There is one word that I never have allowed in my house. Failure. Why? Because just by trying you have succeeded. Sounds simple, doesn't it?! But it's true.

I started writing when my daughter was a year old. I'd always wanted to write, and had excelled at it in high school. But life happened, and it wasn't until a friend mentioned to my mother that there was going to be a local writer meeting that I decided to let go out the tight hold I had on my muse.

It took twelve years and tons of hard work for me to become published. I had tons of rejections during the years, but I actually sold 2 books within a year after all that waiting. Still, it wasn't quite what I had envisioned. I'd expected to consider myself a success. Yet, I didn't quite as if I had accomplished my goal. The books did less than marginally, and while I had succeeded in becoming published I realized that I still had a very long way to go. I had learned how to write. I had learned how to find my voice and put the stories in my head on the page, but I hadn't learned how to think bigger than page in front of me.

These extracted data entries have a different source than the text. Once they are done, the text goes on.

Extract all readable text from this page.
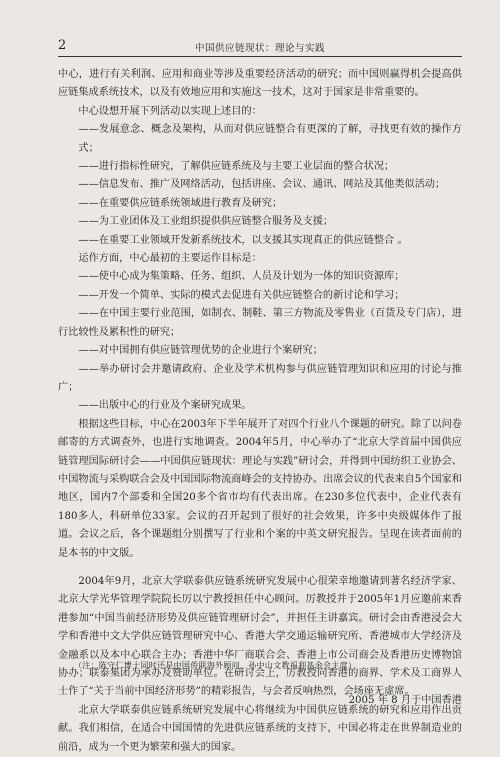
2	中国供应链现状：理论与实践

中心，进行有关利润、应用和商业等涉及重要经济活动的研究；而中国则赢得机会提高供应链集成系统技术，以及有效地应用和实施这一技术，这对于国家是非常重要的。

中心设想开展下列活动以实现上述目的：

——发展意念、概念及架构，从而对供应链整合有更深的了解，寻找更有效的操作方式；

——进行指标性研究，了解供应链系统及与主要工业层面的整合状况；

——信息发布、推广及网络活动，包括讲座、会议、通讯、网站及其他类似活动；

——在重要供应链系统领域进行教育及研究；

——为工业团体及工业组织提供供应链整合服务及支援；

——在重要工业领域开发新系统技术，以支援其实现真正的供应链整合 。

运作方面，中心最初的主要运作目标是：

——使中心成为集策略、任务、组织、人员及计划为一体的知识资源库；

——开发一个简单、实际的模式去促进有关供应链整合的新讨论和学习；

——在中国主要行业范围，如制衣、制鞋、第三方物流及零售业（百货及专门店），进行比较性及累积性的研究；

——对中国拥有供应链管理优势的企业进行个案研究；

——举办研讨会并邀请政府、企业及学术机构参与供应链管理知识和应用的讨论与推广；

——出版中心的行业及个案研究成果。

根据这些目标，中心在2003年下半年展开了对四个行业八个课题的研究。除了以问卷邮寄的方式调查外，也进行实地调查。2004年5月，中心举办了“北京大学首届中国供应链管理国际研讨会——中国供应链现状：理论与实践”研讨会，并得到中国纺织工业协会、中国物流与采购联合会及中国国际物流商峰会的支持协办。出席会议的代表来自5个国家和地区，国内7个部委和全国20多个省市均有代表出席。在230多位代表中，企业代表有180多人，科研单位33家。会议的召开起到了很好的社会效果，许多中央级媒体作了报道。会议之后，各个课题组分别撰写了行业和个案的中英文研究报告。呈现在读者面前的是本书的中文版。

2004年9月，北京大学联泰供应链系统研究发展中心很荣幸地邀请到著名经济学家、北京大学光华管理学院院长厉以宁教授担任中心顾问。厉教授并于2005年1月应邀前来香港参加“中国当前经济形势及供应链管理研讨会”，并担任主讲嘉宾。研讨会由香港浸会大学和香港中文大学供应链管理研究中心、香港大学交通运输研究所、香港城市大学经济及金融系以及本中心联合主办；香港中华厂商联合会、香港上市公司商会及香港历史博物馆协办；联泰集团为承办及赞助单位。在研讨会上，厉教授向香港的商界、学术及工商界人士作了“关于当前中国经济形势”的精彩报告，与会者反响热烈，会场座无虚席。

北京大学联泰供应链系统研究发展中心将继续为中国供应链系统的研究和应用作出贡献。我们相信，在适合中国国情的先进供应链系统的支持下，中国必将走在世界制造业的前沿，成为一个更为繁荣和强大的国家。

（注：陈守仁博士同时还是中国侨联海外顾问、孙中山文教福利基金会主席）
2005 年 8 月于中国香港
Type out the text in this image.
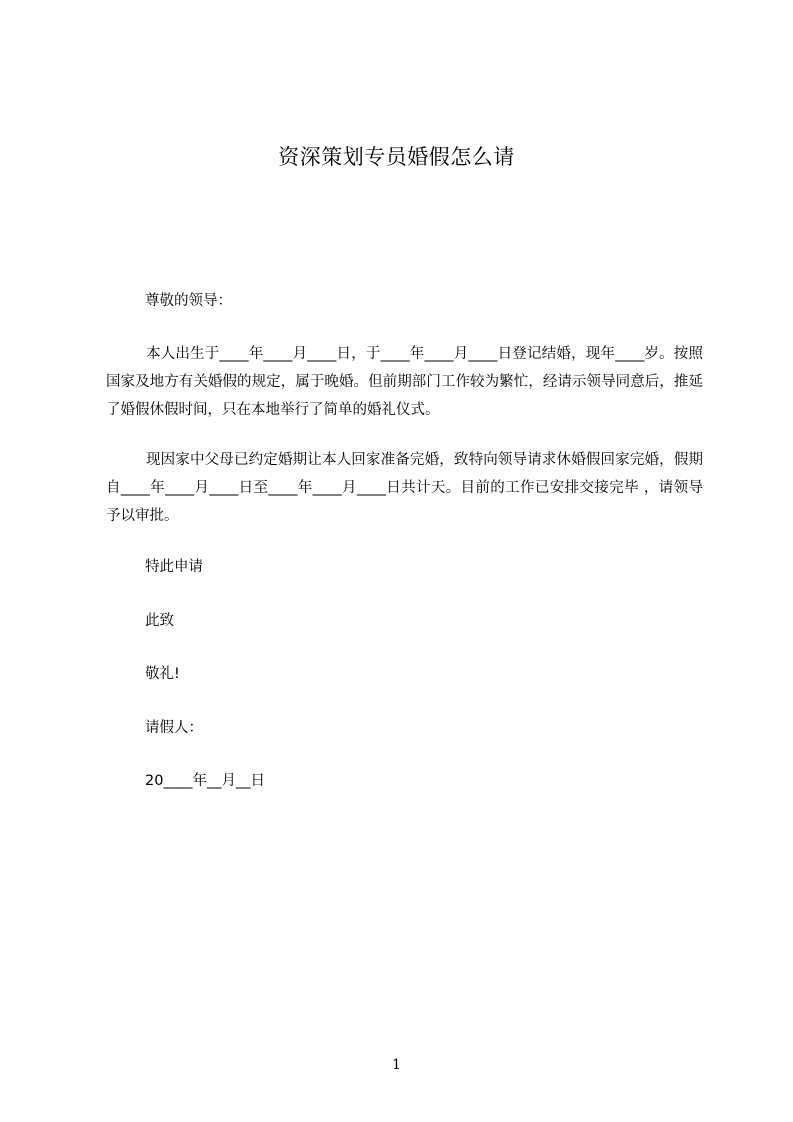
资深策划专员婚假怎么请
尊敬的领导：
本人出生于____年____月____日，于____年____月____日登记结婚，现年____岁。按照国家及地方有关婚假的规定，属于晚婚。但前期部门工作较为繁忙，经请示领导同意后，推延了婚假休假时间，只在本地举行了简单的婚礼仪式。
现因家中父母已约定婚期让本人回家准备完婚，致特向领导请求休婚假回家完婚，假期自____年____月____日至____年____月____日共计天。目前的工作已安排交接完毕 ，请领导予以审批。
特此申请
此致
敬礼!
请假人：
20____年__月__日
1
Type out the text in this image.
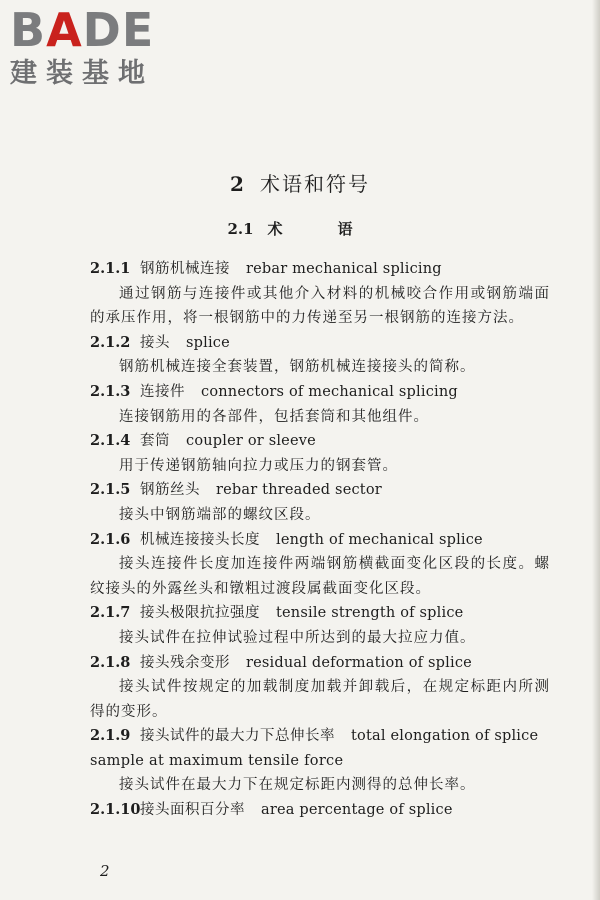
BADE
建装基地
2 术语和符号
2.1 术　语
2.1.1 钢筋机械连接 rebar mechanical splicing
通过钢筋与连接件或其他介入材料的机械咬合作用或钢筋端面的承压作用，将一根钢筋中的力传递至另一根钢筋的连接方法。
2.1.2 接头 splice
钢筋机械连接全套装置，钢筋机械连接接头的简称。
2.1.3 连接件 connectors of mechanical splicing
连接钢筋用的各部件，包括套筒和其他组件。
2.1.4 套筒 coupler or sleeve
用于传递钢筋轴向拉力或压力的钢套管。
2.1.5 钢筋丝头 rebar threaded sector
接头中钢筋端部的螺纹区段。
2.1.6 机械连接接头长度 length of mechanical splice
接头连接件长度加连接件两端钢筋横截面变化区段的长度。螺纹接头的外露丝头和镦粗过渡段属截面变化区段。
2.1.7 接头极限抗拉强度 tensile strength of splice
接头试件在拉伸试验过程中所达到的最大拉应力值。
2.1.8 接头残余变形 residual deformation of splice
接头试件按规定的加载制度加载并卸载后，在规定标距内所测得的变形。
2.1.9 接头试件的最大力下总伸长率 total elongation of splice
sample at maximum tensile force
接头试件在最大力下在规定标距内测得的总伸长率。
2.1.10接头面积百分率 area percentage of splice
2
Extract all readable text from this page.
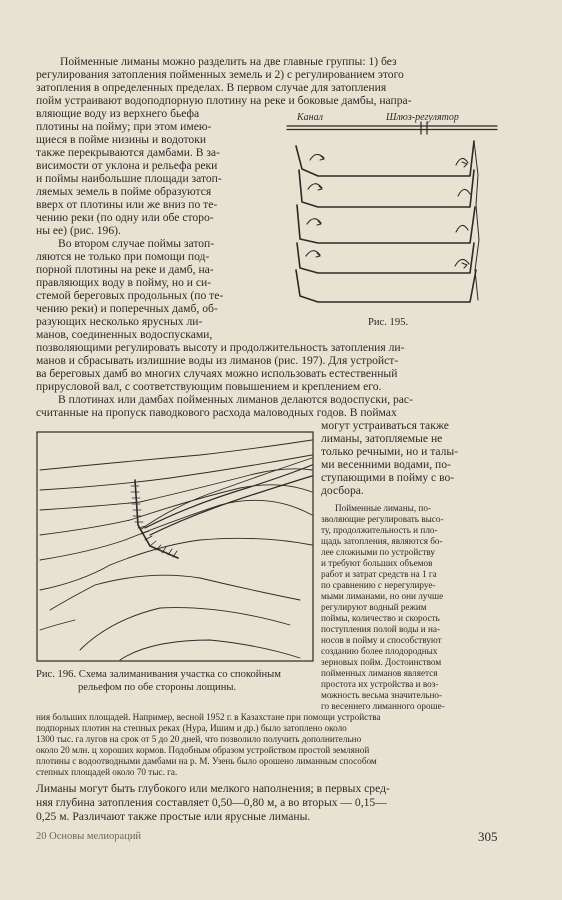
Пойменные лиманы можно разделить на две главные группы: 1) без
регулирования затопления пойменных земель и 2) с регулированием этого
затопления в определенных пределах. В первом случае для затопления
пойм устраивают водоподпорную плотину на реке и боковые дамбы, напра-
вляющие воду из верхнего бьефа
плотины на пойму; при этом имею-
щиеся в пойме низины и водотоки
также перекрываются дамбами. В за-
висимости от уклона и рельефа реки
и поймы наибольшие площади затоп-
ляемых земель в пойме образуются
вверх от плотины или же вниз по те-
чению реки (по одну или обе сторо-
ны ее) (рис. 196).
Во втором случае поймы затоп-
ляются не только при помощи под-
порной плотины на реке и дамб, на-
правляющих воду в пойму, но и си-
стемой береговых продольных (по те-
чению реки) и поперечных дамб, об-
разующих несколько ярусных ли-
манов, соединенных водоспусками,
Канал	Шлюз-регулятор
Рис. 195.
позволяющими регулировать высоту и продолжительность затопления ли-
манов и сбрасывать излишние воды из лиманов (рис. 197). Для устройст-
ва береговых дамб во многих случаях можно использовать естественный
прирусловой вал, с соответствующим повышением и креплением его.
В плотинах или дамбах пойменных лиманов делаются водоспуски, рас-
считанные на пропуск паводкового расхода маловодных годов. В поймах
Рис. 196. Схема залиманивания участка со спокойным
рельефом по обе стороны лощины.
могут устраиваться также
лиманы, затопляемые не
только речными, но и талы-
ми весенними водами, по-
ступающими в пойму с во-
досбора.
Пойменные лиманы, по-
зволяющие регулировать высо-
ту, продолжительность и пло-
щадь затопления, являются бо-
лее сложными по устройству
и требуют больших объемов
работ и затрат средств на 1 га
по сравнению с нерегулируе-
мыми лиманами, но они лучше
регулируют водный режим
поймы, количество и скорость
поступления полой воды и на-
носов в пойму и способствуют
созданию более плодородных
зерновых пойм. Достоинством
пойменных лиманов является
простота их устройства и воз-
можность весьма значительно-
го весеннего лиманного ороше-
ния больших площадей. Например, весной 1952 г. в Казахстане при помощи устройства
подпорных плотин на степных реках (Нура, Ишим и др.) было затоплено около
1300 тыс. га лугов на срок от 5 до 20 дней, что позволило получить дополнительно
около 20 млн. ц хороших кормов. Подобным образом устройством простой земляной
плотины с водоотводными дамбами на р. М. Узень было орошено лиманным способом
степных площадей около 70 тыс. га.
Лиманы могут быть глубокого или мелкого наполнения; в первых сред-
няя глубина затопления составляет 0,50—0,80 м, а во вторых — 0,15—
0,25 м. Различают также простые или ярусные лиманы.
20 Основы мелиораций	305
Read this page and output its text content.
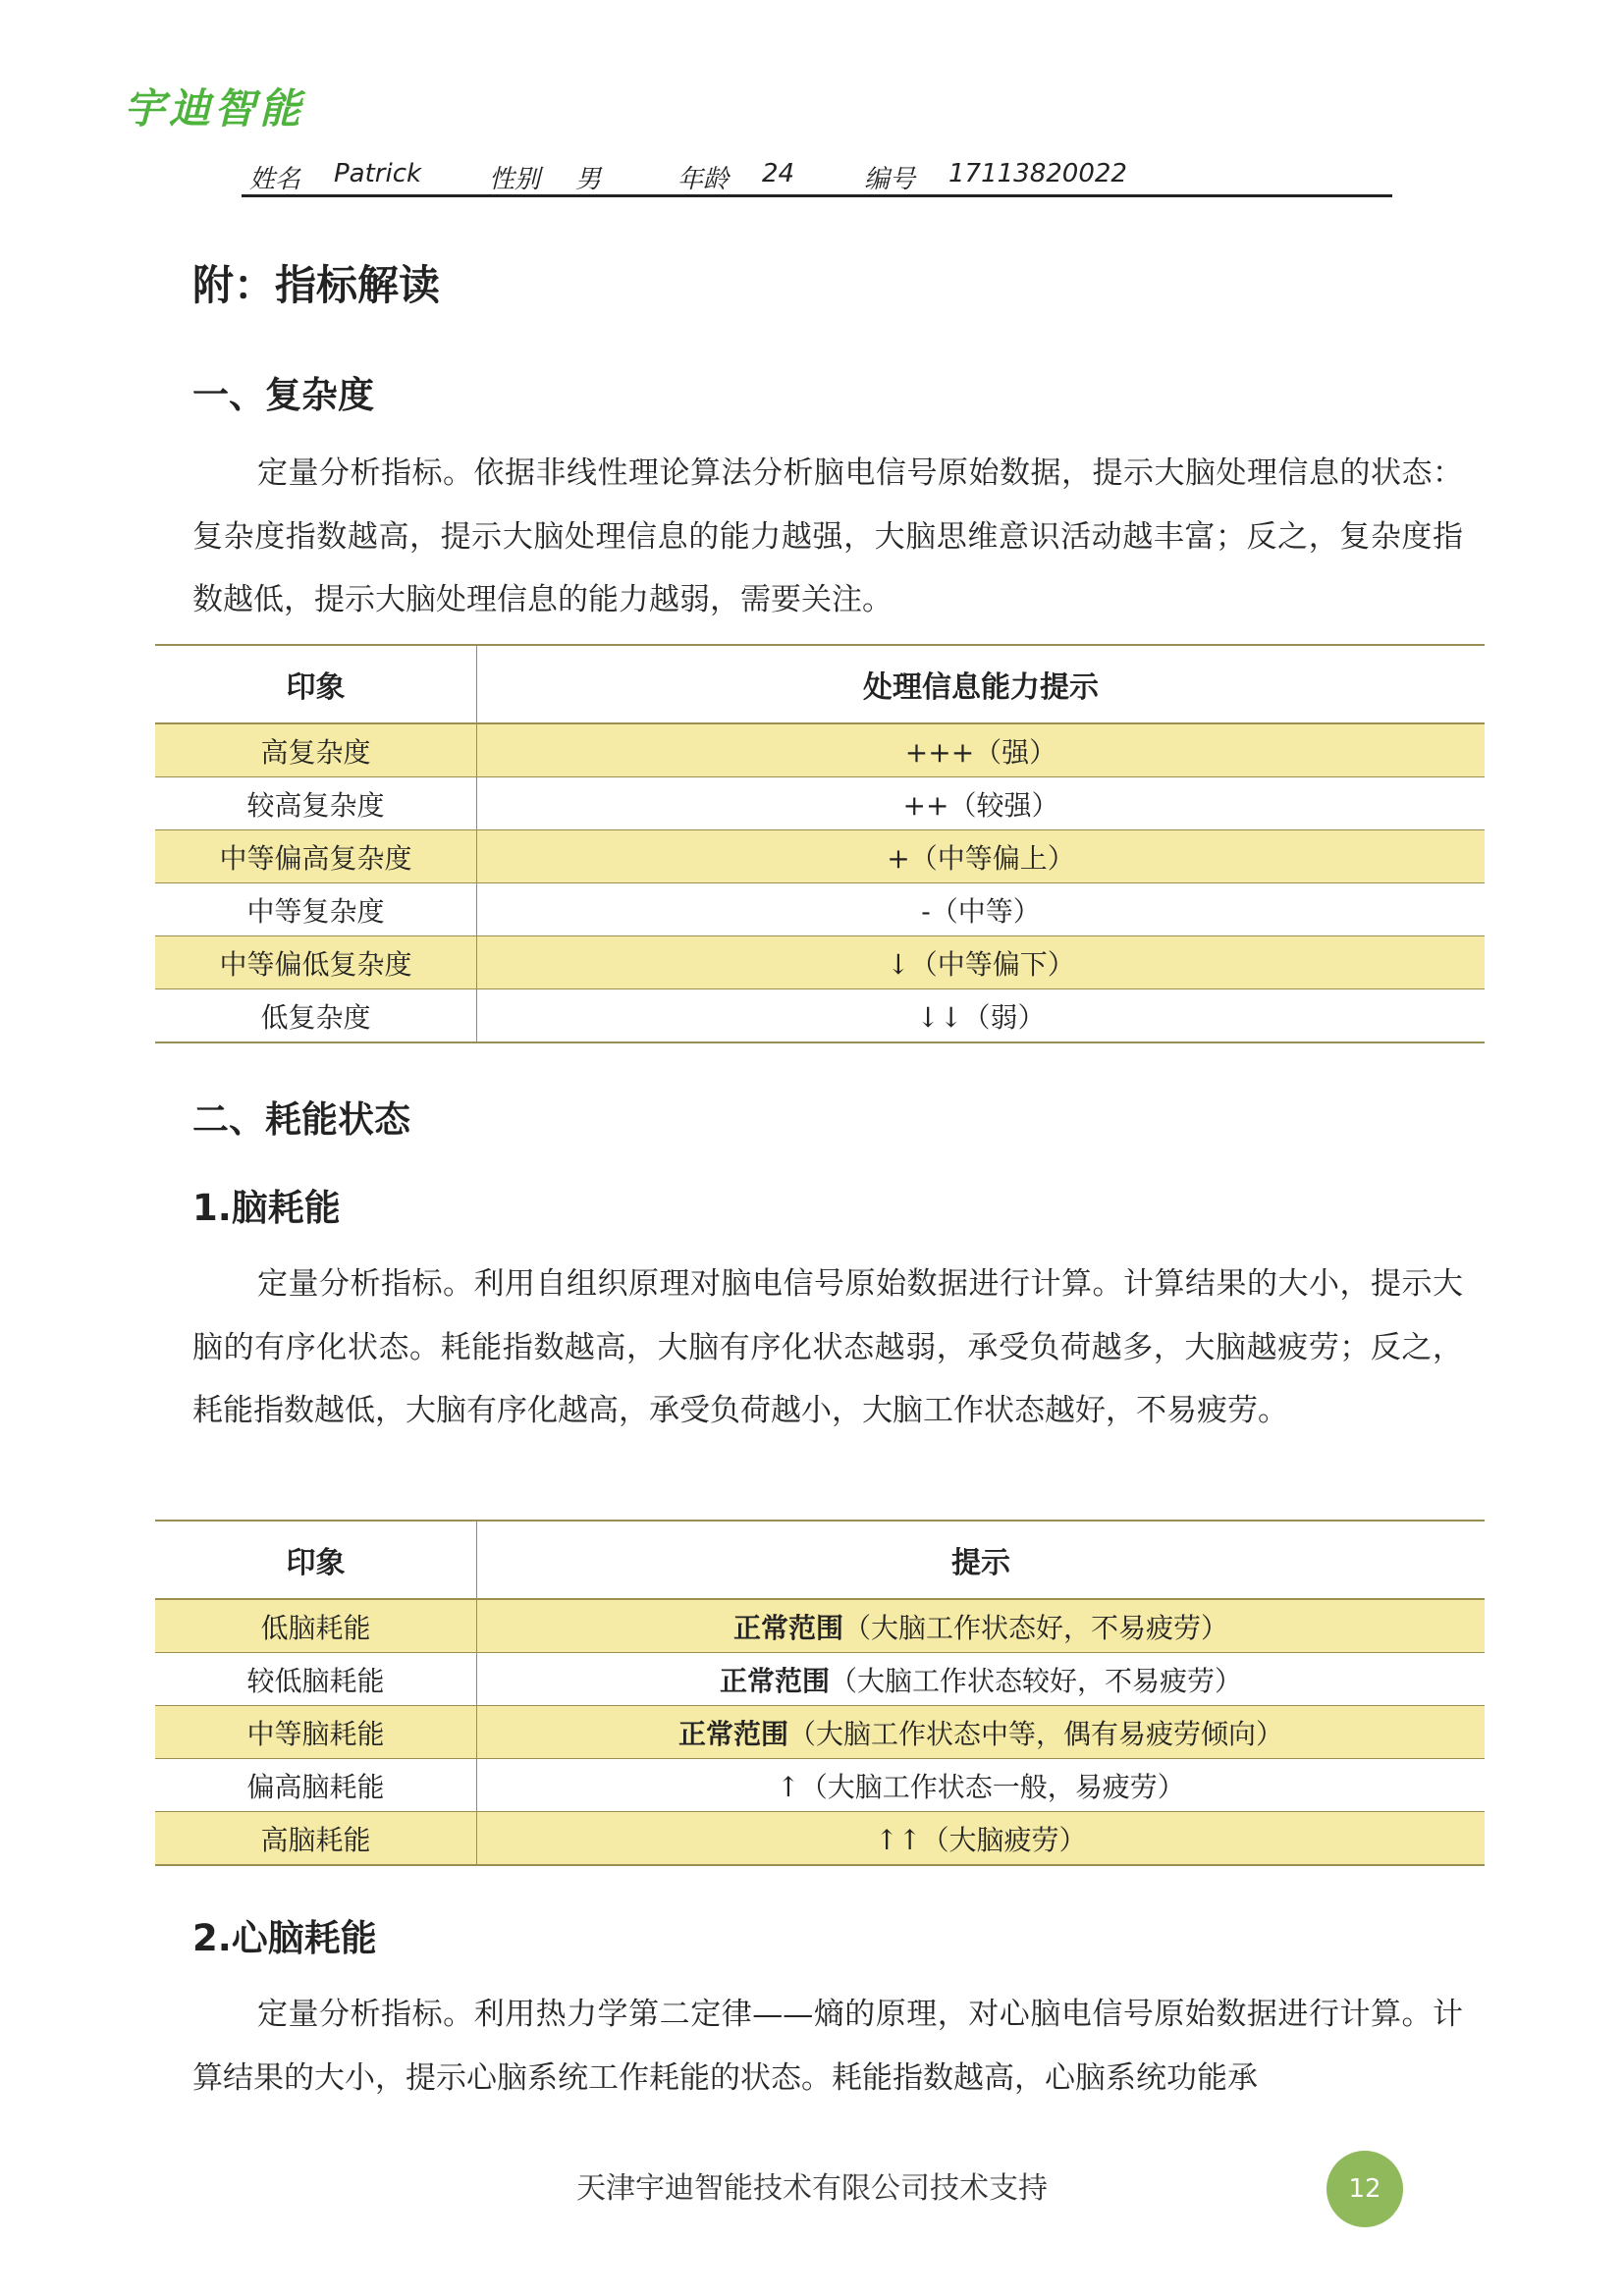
宇迪智能
姓名 Patrick	性别 男	年龄 24	编号 17113820022
附：指标解读
一、复杂度
定量分析指标。依据非线性理论算法分析脑电信号原始数据，提示大脑处理信息的状态：复杂度指数越高，提示大脑处理信息的能力越强，大脑思维意识活动越丰富；反之，复杂度指数越低，提示大脑处理信息的能力越弱，需要关注。
印象	处理信息能力提示
高复杂度	+++（强）
较高复杂度	++（较强）
中等偏高复杂度	+（中等偏上）
中等复杂度	-（中等）
中等偏低复杂度	↓（中等偏下）
低复杂度	↓↓（弱）
二、耗能状态
1.脑耗能
定量分析指标。利用自组织原理对脑电信号原始数据进行计算。计算结果的大小，提示大脑的有序化状态。耗能指数越高，大脑有序化状态越弱，承受负荷越多，大脑越疲劳；反之，耗能指数越低，大脑有序化越高，承受负荷越小，大脑工作状态越好，不易疲劳。
印象	提示
低脑耗能	正常范围（大脑工作状态好，不易疲劳）
较低脑耗能	正常范围（大脑工作状态较好，不易疲劳）
中等脑耗能	正常范围（大脑工作状态中等，偶有易疲劳倾向）
偏高脑耗能	↑（大脑工作状态一般，易疲劳）
高脑耗能	↑↑（大脑疲劳）
2.心脑耗能
定量分析指标。利用热力学第二定律——熵的原理，对心脑电信号原始数据进行计算。计算结果的大小，提示心脑系统工作耗能的状态。耗能指数越高，心脑系统功能承
天津宇迪智能技术有限公司技术支持	12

To say that I stumbled, would be an understatement. I did set some newer, more conservative goals. Because I'd always been painfully shy, I decided that now was time to tackle that particular demon. Not only did I speak at my local writer group, but I eventually went on to speak at local and national conferences. I found that I loved the idea of inspiring others.

But while I was teaching I was not writing as much. Somehow, in the back of my mind I had let a new fear take root. The fear that I couldn't do it again. With published writers there is something known as second-book-syndrome. The idea that it is harder to sell the second book, than the first. But I'd convinced myself that I had missed that by contracting out two books with months of each other.


The fear became even greater, and as it progressed it managed to suck the joy out of writing for me. This coupled with the anxiety that came from Hashimoto's managed to make my writing almost non-existent. I did publish again. This time as an Indie Pub and found the experience much more freeing than I'd had going through a traditional publisher. I'd even changed genres, going for a gothic romance feel. But I again ran into the demon of failure. Could I continue on when something that had once been so easy for me had suddenly become painful?

It has taken me a year to tackle this fully. I have notebooks of started pieces. And I have finally found some peace within myself in order to create. That's a whole other blog dealing with the process of creation. Suffice it to say, I am not looking to come back to where I was, just hoping for a new, better destination.

The demon of failure? He stands in silent vigil, just outside the realm of my imagination. But just taking action is enough to banish him for the time being.